Si la contradiction devait toujours durer telle qu’elle est aujourd’hui, loin de constituer l’harmonie telle que Dieu la veut, elle en serait la négation définitive. Mais résolue un jour dans l’unité par la sagesse absolue qui encadre le désordre dans un ordre plus large que lui, elle deviendra un accent de l’harmonie immense. Il est faux que le bien et le mal soient identiques ; il est vrai que tous deux peuvent trouver place dans l’ordre absolu. L’enfer sera dans l’ordre où le péché n’était pas, et chaque chose fera sa partie dans le grand concert.

Le jour où les oppositions relatives seront levées à nos yeux, le jour où l’éternelle justice et l’éternelle miséricorde trahiront leur unité en dévoilant leur essence, les contradictions réelles absolues trouveront en Dieu leur destinée écrite, et, sans s’identifier entre elles, s’accorderont avec l’ordre absolu, prenant chacune leur place dans l’harmonie universelle par la vertu une et active de l’infini.

Les oppositions relatives rencontrent une solution absolue.

Les contradictions absolues rencontrent une solution relative.

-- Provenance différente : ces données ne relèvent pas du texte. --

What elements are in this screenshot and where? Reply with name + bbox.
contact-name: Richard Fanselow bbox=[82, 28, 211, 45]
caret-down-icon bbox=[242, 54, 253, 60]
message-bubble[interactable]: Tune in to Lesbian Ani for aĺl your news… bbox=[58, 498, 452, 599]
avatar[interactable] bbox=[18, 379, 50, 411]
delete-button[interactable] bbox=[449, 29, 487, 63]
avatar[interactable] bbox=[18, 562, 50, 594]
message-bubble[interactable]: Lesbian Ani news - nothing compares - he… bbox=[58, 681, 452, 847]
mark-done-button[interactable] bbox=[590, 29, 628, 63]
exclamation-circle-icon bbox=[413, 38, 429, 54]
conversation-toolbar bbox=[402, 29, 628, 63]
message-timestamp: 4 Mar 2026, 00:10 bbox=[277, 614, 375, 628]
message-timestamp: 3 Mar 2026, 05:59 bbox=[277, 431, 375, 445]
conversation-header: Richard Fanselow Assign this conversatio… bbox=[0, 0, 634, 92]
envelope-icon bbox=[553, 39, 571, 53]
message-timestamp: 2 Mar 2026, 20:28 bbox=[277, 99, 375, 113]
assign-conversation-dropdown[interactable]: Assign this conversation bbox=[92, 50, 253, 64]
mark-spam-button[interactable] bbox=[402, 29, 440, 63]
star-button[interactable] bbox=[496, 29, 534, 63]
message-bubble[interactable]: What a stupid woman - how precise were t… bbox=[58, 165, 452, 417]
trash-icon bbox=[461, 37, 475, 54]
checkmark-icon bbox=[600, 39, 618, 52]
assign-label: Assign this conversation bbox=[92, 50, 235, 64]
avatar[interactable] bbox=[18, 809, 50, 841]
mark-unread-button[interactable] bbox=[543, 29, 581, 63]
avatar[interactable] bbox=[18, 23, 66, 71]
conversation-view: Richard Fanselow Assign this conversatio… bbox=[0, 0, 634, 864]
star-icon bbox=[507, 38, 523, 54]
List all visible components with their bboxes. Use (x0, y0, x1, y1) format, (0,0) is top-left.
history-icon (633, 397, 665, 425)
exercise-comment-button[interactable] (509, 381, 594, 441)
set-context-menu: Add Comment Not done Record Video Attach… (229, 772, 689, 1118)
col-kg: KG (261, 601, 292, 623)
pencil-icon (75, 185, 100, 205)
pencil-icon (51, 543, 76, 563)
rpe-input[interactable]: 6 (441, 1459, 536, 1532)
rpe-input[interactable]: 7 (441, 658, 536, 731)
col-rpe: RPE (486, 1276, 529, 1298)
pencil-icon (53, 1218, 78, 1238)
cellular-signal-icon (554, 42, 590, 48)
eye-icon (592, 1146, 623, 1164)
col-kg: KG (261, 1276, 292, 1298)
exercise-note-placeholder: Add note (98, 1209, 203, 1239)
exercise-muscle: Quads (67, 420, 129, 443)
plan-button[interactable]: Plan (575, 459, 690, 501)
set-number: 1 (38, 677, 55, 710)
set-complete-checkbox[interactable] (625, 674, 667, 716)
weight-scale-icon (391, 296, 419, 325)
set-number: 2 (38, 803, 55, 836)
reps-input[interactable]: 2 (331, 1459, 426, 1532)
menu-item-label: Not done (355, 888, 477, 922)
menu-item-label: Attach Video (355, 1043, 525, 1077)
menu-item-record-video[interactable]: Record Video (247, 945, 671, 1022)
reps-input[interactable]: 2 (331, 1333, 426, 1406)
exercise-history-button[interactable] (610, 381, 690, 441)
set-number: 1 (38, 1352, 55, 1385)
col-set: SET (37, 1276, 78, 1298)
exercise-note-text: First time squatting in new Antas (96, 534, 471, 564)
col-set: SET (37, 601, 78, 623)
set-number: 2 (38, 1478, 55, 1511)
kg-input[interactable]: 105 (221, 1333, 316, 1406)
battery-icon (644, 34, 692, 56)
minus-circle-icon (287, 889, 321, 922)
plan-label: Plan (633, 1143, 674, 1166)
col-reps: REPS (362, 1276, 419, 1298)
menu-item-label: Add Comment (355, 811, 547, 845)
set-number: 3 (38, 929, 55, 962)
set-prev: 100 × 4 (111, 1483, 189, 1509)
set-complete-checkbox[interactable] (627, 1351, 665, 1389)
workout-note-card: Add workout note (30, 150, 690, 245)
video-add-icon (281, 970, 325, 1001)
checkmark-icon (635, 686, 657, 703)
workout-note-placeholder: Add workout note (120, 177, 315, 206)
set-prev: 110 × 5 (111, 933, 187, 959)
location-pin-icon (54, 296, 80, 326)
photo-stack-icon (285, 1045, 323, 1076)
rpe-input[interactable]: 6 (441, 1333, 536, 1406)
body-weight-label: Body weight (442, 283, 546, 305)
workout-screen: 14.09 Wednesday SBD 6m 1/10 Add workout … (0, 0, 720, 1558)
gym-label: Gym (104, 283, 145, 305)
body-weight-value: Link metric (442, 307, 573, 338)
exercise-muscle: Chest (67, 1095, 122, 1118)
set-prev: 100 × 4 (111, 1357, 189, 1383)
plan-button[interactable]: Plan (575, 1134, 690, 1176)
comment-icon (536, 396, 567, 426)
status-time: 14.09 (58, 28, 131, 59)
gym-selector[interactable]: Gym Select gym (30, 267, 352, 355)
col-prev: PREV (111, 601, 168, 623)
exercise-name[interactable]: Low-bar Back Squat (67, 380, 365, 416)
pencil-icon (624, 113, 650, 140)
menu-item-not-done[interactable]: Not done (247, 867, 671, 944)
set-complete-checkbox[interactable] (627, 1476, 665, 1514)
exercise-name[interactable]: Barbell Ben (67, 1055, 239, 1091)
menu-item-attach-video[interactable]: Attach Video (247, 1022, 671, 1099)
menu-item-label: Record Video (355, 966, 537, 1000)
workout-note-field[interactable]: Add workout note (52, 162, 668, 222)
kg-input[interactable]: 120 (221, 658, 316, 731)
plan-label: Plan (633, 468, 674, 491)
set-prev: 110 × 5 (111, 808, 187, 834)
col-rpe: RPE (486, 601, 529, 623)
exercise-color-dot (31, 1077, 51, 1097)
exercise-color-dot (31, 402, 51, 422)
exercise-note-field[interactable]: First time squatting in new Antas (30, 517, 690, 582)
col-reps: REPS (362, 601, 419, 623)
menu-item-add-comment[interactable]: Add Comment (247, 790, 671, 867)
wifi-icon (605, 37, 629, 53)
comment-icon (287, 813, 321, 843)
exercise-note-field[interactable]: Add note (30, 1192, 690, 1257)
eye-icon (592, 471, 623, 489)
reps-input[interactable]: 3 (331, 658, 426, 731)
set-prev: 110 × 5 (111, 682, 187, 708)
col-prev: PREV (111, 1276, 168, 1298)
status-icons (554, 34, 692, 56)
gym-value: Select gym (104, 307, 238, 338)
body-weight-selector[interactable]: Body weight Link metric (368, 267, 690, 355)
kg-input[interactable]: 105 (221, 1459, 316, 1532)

Réfléchissant à ces choses desquelles dépendra mon avenir humain et mon avenir éternel, sous le regard de Dieu que je ne tromperai pas, engagé dans la chaîne des êtres, appelé à faire un choix, considérant que je suis créé pour la vie et non pas pour la mort, pour la vérité et non pas pour l’erreur, pour l’amour et non pas pour la haine, considérant qu’incapable d’arriver par moi-même au but où je tends, j’ai besoin d’une main qui m’y conduise, je m’adresse à l’Église éternelle.

Cette Église a parlé une parole toujours la même, parce que divine. De saint Pierre à Pie IX elle n’a pas varié : elle ne variera pas. Que les trônes croulent ou s’élèvent, elle parle et parle d’une voix immuable. Par où que je regarde, en avant, en arrière, je suis enveloppé par la continuité de la parole. Je suis d’accord avec mes Pères de Nicée, avec mes Pères de Tolède, avec mes Pères de Laodice, avec mes Pères de Trente. Je suis d’accord avec l’humanité, d’accord avec moi, d’accord avec Dieu qui est plus près de moi que moi-même. Je communie à saint Thomas et à saint Athanase, et à saint Denis l’Aréopagite et à Hiérothée son maître, et à saint Anselme, qui ont cru, comme à Isaac, à Jacob, à Abraham, qui attendaient, comme aux enfants chinois que nos missionnaires baptisent. Je salue la science et la foi qui s’allient dans l’unité. Je prends parti pour la vie contre la mort. Je salue Rome et le Saint-Siége apostolique. Je me prosterne devant l’héritier des promesses faites à saint Pierre, devant le vieillard éternel dépositaire des clefs trois fois saintes, représentant de la lumière incréée et son organe infaillible. J’adhère sans restriction à l’unité de l’Église éternelle. Je lui soumets mon œuvre. Je lui soumets les paroles que je prononce en son honneur.